Compute the correct sub rsp, N value for each of the following local variable requirements. Assume the function starts with push rbp; mov rbp, rsp and pushes the indicated callee-saved registers:
(a) 3 int64_t locals (24 bytes), pushes RBX (8 bytes) as only callee-saved register (b) 5 int32_t locals (20 bytes), pushes RBX, R12, R13 (24 bytes) (c) 7 int64_t locals (56 bytes), pushes RBX (8 bytes)

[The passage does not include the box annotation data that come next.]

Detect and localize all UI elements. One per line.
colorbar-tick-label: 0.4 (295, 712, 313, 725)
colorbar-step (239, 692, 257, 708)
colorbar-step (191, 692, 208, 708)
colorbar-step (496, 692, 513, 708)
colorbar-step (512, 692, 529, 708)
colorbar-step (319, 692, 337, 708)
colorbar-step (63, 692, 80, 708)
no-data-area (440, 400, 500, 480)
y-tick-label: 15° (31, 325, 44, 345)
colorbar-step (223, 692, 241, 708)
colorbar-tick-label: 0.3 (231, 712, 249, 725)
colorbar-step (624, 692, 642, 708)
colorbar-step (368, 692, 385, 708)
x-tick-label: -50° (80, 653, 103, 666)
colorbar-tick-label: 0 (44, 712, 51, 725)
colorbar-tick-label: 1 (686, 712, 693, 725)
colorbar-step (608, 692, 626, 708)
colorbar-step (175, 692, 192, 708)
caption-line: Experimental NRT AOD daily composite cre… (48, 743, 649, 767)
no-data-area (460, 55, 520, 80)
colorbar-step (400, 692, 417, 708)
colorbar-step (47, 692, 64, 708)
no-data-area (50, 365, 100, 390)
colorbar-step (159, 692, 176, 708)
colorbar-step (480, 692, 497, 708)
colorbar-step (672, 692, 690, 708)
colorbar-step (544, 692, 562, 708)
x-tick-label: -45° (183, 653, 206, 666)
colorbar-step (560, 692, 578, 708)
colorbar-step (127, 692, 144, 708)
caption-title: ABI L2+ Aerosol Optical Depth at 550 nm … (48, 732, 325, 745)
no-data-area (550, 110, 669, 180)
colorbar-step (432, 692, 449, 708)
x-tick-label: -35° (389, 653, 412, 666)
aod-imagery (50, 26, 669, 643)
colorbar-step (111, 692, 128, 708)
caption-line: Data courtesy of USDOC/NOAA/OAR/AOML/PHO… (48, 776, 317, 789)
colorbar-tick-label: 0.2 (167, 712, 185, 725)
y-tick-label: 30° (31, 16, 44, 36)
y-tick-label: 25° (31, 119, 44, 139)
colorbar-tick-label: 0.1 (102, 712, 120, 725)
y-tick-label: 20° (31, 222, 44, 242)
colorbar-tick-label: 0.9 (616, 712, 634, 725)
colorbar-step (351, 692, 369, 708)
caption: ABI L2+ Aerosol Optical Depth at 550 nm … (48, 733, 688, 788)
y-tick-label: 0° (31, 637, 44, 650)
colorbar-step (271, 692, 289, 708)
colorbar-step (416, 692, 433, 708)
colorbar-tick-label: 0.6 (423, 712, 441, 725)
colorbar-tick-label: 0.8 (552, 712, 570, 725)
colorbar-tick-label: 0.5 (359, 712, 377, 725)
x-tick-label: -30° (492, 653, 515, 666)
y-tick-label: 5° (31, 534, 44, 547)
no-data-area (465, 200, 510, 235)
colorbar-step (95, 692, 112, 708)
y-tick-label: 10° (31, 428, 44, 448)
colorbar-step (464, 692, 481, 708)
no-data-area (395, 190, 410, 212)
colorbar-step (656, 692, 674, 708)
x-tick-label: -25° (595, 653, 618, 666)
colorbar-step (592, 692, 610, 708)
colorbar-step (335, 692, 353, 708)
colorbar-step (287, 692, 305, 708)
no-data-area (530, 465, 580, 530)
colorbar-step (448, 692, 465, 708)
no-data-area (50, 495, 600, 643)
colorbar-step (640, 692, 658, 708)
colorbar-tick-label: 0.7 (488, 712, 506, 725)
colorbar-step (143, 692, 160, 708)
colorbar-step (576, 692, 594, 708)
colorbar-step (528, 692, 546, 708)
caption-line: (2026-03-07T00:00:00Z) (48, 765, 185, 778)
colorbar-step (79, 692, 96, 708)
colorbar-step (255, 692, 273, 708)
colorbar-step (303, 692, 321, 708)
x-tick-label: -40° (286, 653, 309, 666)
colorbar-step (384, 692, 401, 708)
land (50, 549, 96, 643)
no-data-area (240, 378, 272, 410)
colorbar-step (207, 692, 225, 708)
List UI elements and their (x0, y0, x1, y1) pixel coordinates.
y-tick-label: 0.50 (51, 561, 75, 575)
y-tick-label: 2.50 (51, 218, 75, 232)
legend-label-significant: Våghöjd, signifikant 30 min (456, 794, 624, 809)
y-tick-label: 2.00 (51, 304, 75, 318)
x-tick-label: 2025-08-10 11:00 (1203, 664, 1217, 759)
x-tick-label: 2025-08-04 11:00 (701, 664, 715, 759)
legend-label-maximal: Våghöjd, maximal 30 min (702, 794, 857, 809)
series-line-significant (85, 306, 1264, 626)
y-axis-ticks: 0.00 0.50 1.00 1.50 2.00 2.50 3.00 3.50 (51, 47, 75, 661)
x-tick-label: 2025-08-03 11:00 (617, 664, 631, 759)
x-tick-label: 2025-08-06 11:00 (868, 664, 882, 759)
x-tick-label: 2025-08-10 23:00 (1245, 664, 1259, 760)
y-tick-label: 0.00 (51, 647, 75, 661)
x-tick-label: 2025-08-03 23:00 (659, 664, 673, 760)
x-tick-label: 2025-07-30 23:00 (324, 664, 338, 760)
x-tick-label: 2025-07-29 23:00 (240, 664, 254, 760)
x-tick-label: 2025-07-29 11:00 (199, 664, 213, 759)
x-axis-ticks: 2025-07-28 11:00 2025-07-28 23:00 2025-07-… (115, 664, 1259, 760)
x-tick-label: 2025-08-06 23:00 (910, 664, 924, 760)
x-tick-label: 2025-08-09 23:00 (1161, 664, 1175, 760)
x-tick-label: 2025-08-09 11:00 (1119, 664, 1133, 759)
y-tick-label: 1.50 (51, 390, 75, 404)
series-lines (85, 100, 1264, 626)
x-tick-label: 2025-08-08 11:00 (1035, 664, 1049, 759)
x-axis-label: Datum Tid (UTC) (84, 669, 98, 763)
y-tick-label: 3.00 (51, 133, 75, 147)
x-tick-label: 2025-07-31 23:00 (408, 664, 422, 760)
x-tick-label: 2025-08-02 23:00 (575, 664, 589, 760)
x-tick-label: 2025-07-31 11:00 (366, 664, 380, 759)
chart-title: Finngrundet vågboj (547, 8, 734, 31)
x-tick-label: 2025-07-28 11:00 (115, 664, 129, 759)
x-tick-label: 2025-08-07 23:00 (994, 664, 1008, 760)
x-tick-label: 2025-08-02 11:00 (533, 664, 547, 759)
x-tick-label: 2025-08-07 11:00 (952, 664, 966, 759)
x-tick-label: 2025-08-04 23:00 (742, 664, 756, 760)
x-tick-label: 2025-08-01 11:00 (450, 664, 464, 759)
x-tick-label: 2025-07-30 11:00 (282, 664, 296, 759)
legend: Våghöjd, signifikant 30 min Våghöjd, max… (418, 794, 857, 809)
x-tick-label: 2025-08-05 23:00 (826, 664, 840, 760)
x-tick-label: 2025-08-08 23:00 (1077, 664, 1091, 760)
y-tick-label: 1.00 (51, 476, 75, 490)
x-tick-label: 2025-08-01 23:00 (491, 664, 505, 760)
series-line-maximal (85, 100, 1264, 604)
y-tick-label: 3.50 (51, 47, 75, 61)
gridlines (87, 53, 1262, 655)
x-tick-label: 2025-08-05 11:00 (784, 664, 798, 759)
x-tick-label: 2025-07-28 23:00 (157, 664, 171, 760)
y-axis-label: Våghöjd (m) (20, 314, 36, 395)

For each, state the final RSP alignment before any nested call.
Exercise 17.
Write a complete NASM program (with _start) that:
1. Calls a function hello_world which calls write (syscall 1) to print "Hello, World!\n" to stdout
2. hello_world takes no arguments and returns nothing
3. After hello_world returns, the program calls exit (syscall 60) with status 0
Include correct prologue/epilogue in hello_world. Use the Linux syscall convention (syscall number in RAX, args in RDI, RSI, RDX).
Exercise 18 (Buffer Overflow Preview). Consider this stack layout in a vulnerable function:
[rbp + 8] = return address (placed by CALL)
[rbp + 0] = saved RBP
[rbp - 8] = int64_t counter (= 0)
[rbp - 72] = char buffer[64] (64-byte buffer starting at rbp-72)
(a) What is the offset from the start of buffer to the return address?
(b) If an attacker writes N bytes to buffer without bounds checking, starting at rbp-72, what is the minimum N to reach and overwrite the return address?
(c) If the attacker wants to place the value 0x4141414141414141 in the return address position, exactly what bytes at what offset must they write?
Exercise 19 (Challenge: Fibonacci with Memoization).
Implement int64_t fib_memo(int64_t n, int64_t *memo) in NASM, where:
- n is the Fibonacci index (RDI)
- memo is an array of at least n+1 int64_t values, initialized to -1 (RSI)
- If memo[n] != -1, return memo[n] (memoized result)
- Otherwise, compute fib_memo(n-1, memo) + fib_memo(n-2, memo), store in memo[n], return it
This requires careful management of callee-saved registers across recursive calls.
Exercise 20 (Challenge: Implementing printf("%ld\n", value) without libc).
Write a NASM function print_int64(int64_t value) that:
1. Converts a signed 64-bit integer to its decimal string representation
2. Writes it to stdout using the write syscall
3. Follows the full System V ABI (can be called from C)
Hint: divide by 10 repeatedly to extract digits in reverse order, then print in reverse.